📜 ⬆️ ⬇️

Writing Your Spliterator

Many of you have already tasted the Stream API - Java 8 streams. Certainly, some have a desire not only to use ready streams from collections, arrays, random numbers, but also to create some kind of fundamentally new stream. To do this you need to write your splitter. Spliterator is the filling of the stream, the public part of its internal logic. In this article I will tell you how and why I wrote the splitter.

What is the splitter


A splitter is an interface that contains 8 methods, four of which already have a default implementation. The remaining methods are tryAdvance , trySplit , estimateSize and characteristics . There are also special modifications of the splitter for the primitive types int , long and double : they add a few additional methods to avoid boxing. A splitter is like an ordinary iterator. The main difference - the ability to split (split) into two parts - underlies the parallel operation of threads. Also, in order to optimize, the splitter has a number of characteristic flags and can report exactly or approximately its size. Finally, the splitter never modifies a data source: it does not have a remove method like an iterator. Consider the methods in more detail:


Creating a stream over an existing splitter is very easy - you need to call StreamSupport.stream () .

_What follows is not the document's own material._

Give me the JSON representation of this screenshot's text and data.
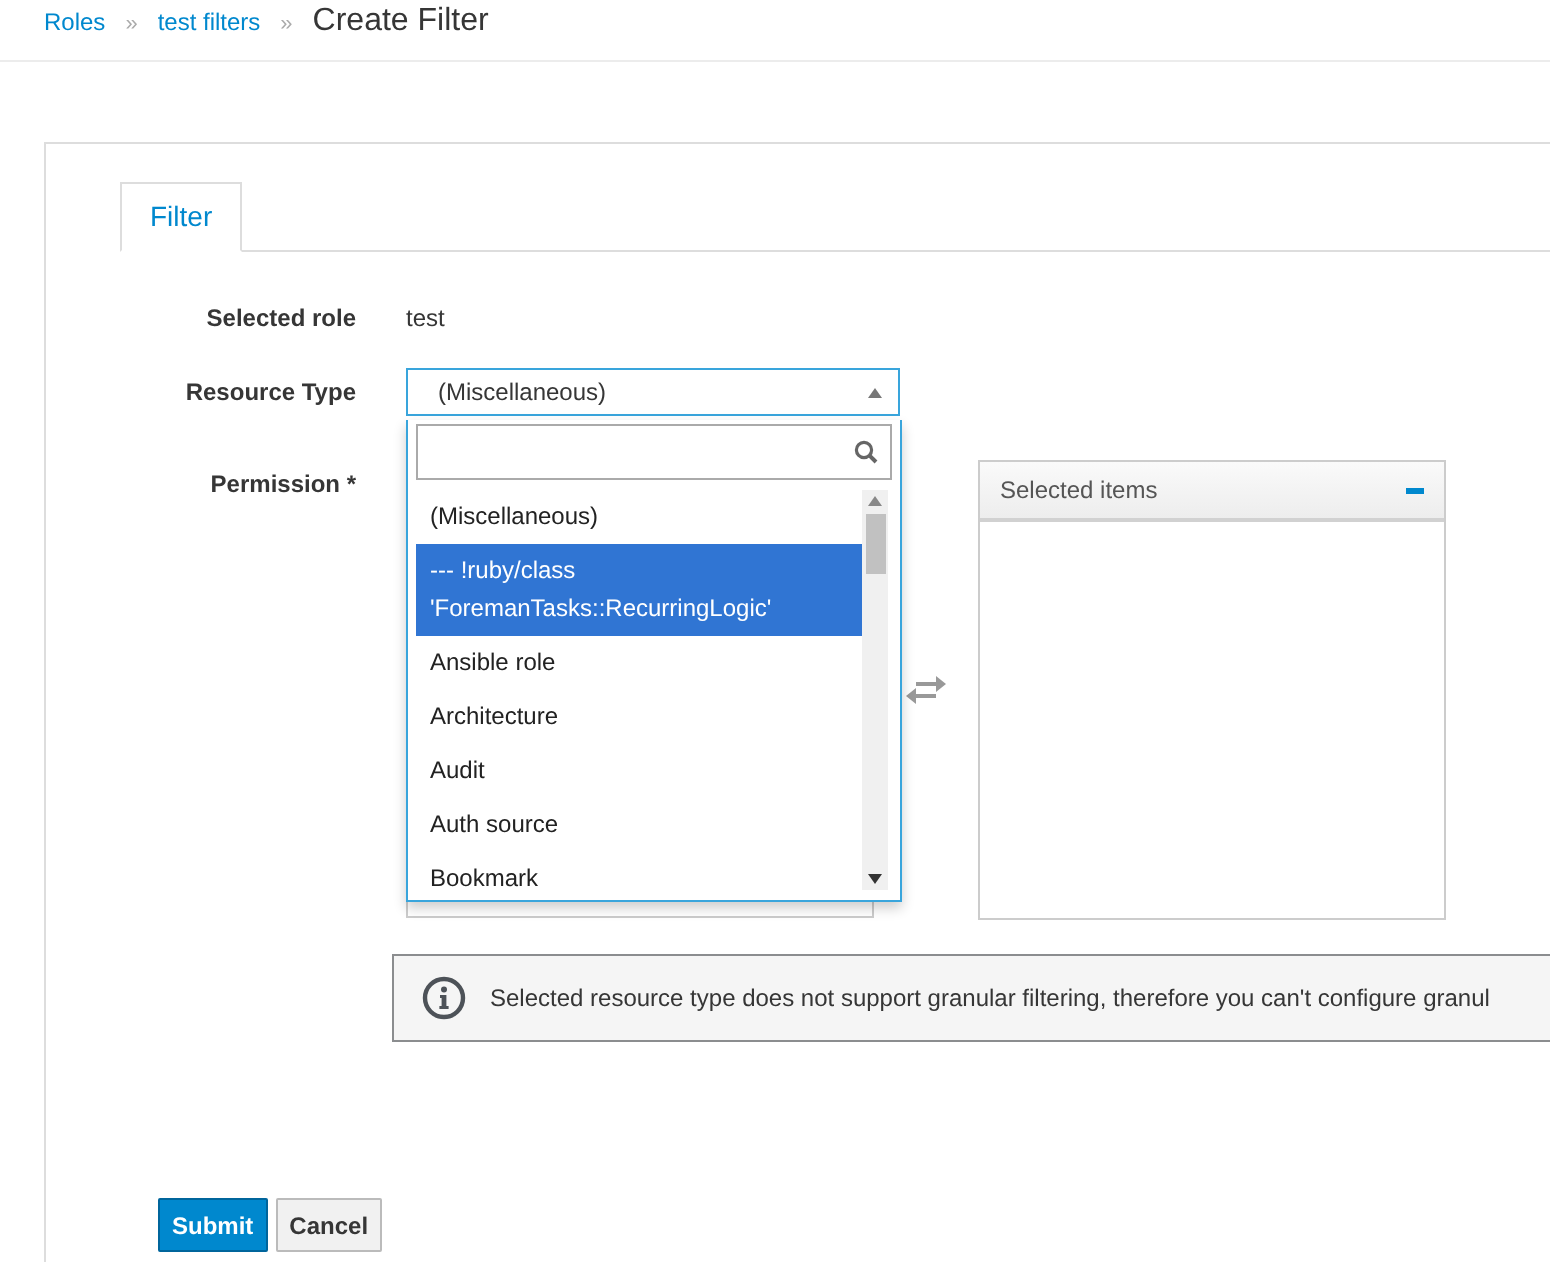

When it is not necessary to write a splitrator


The main thing is to understand that by itself you do not need a splitter, you need a stream. If you can create a stream using existing functionality, then you should do just that. For example, you want to make friends with XML DOM threads and create a stream using a NodeList . There is no standard such method, but it is easy to write it without additional splitters:
')
 public class XmlStream { static Stream<Node> of(NodeList list) { return IntStream.range(0, list.getLength()).mapToObj(list::item); } } 

Similarly, you can add threads to any non-standard collection (another example - org.json.JSONArray ), which can quickly return the length and the element by its ordinal number.

If you find it difficult or too lazy to write trySplit , you'd better not write the splitter at all. Here is one friend writing the protonpack library, completely ignoring the existence of parallel threads. He wrote a lot of splitters that don’t know how to share at all. A splitter that does not share at all is a bad, worthless splitter. Do not do this. In this case, it is better to write an ordinary iterator and create a splitter on it using the Spliterators.spliterator methods or, if you do not know the size of the collection, then Spliterators.spliteratorUnknownSize . These methods have at least some sort of heuristics for division: they bypass a part of the iterator by reading it into an array and creating a new splitter for this array. If the stream continues with a lengthy operation, then parallelization will still speed up the work.

If you implement the standard Iterable interface or Collection , then you get a free default spliterator() . It is worth, of course, to see if it can be improved. One way or another, you rarely need to write your splitters. This can be useful if you are developing your data structure (for example, a collection on primitives, as leventov does).

And still write


We will write a new splitter to solve this problem: for a given stream, create a stream of pairs from neighboring values ​​of the original stream. Since there is no generally accepted type for representing a pair of values ​​in Java and there are too many options (use an array of two values, a list of two values, Map.Entry with the same key and value type, etc.), we will give it to the user : let him decide how to combine the two values. That is, we want to create a method with the following signature:

 public static <T, R> Stream<R> pairMap(Stream<T> stream, BiFunction<T, T, R> mapper) {...} 

With it, you can use any type to represent a pair. For example, if we want Map.Entry :

 public static <T> Stream<Map.Entry<T, T>> pairs(Stream<T> stream) { return pairMap(stream, AbstractMap.SimpleImmutableEntry<T, T>::new); } 

In general, you can immediately calculate something interesting without folding the pair into an intermediate container:

 public static Stream<Integer> diff(Stream<Integer> stream) { return pairMap(stream, (a, b) -> b - a); } 

This method on a stream of integers will return a stream of differences of neighboring elements. As you might guess, in the final stream there will be one element less than in the initial one.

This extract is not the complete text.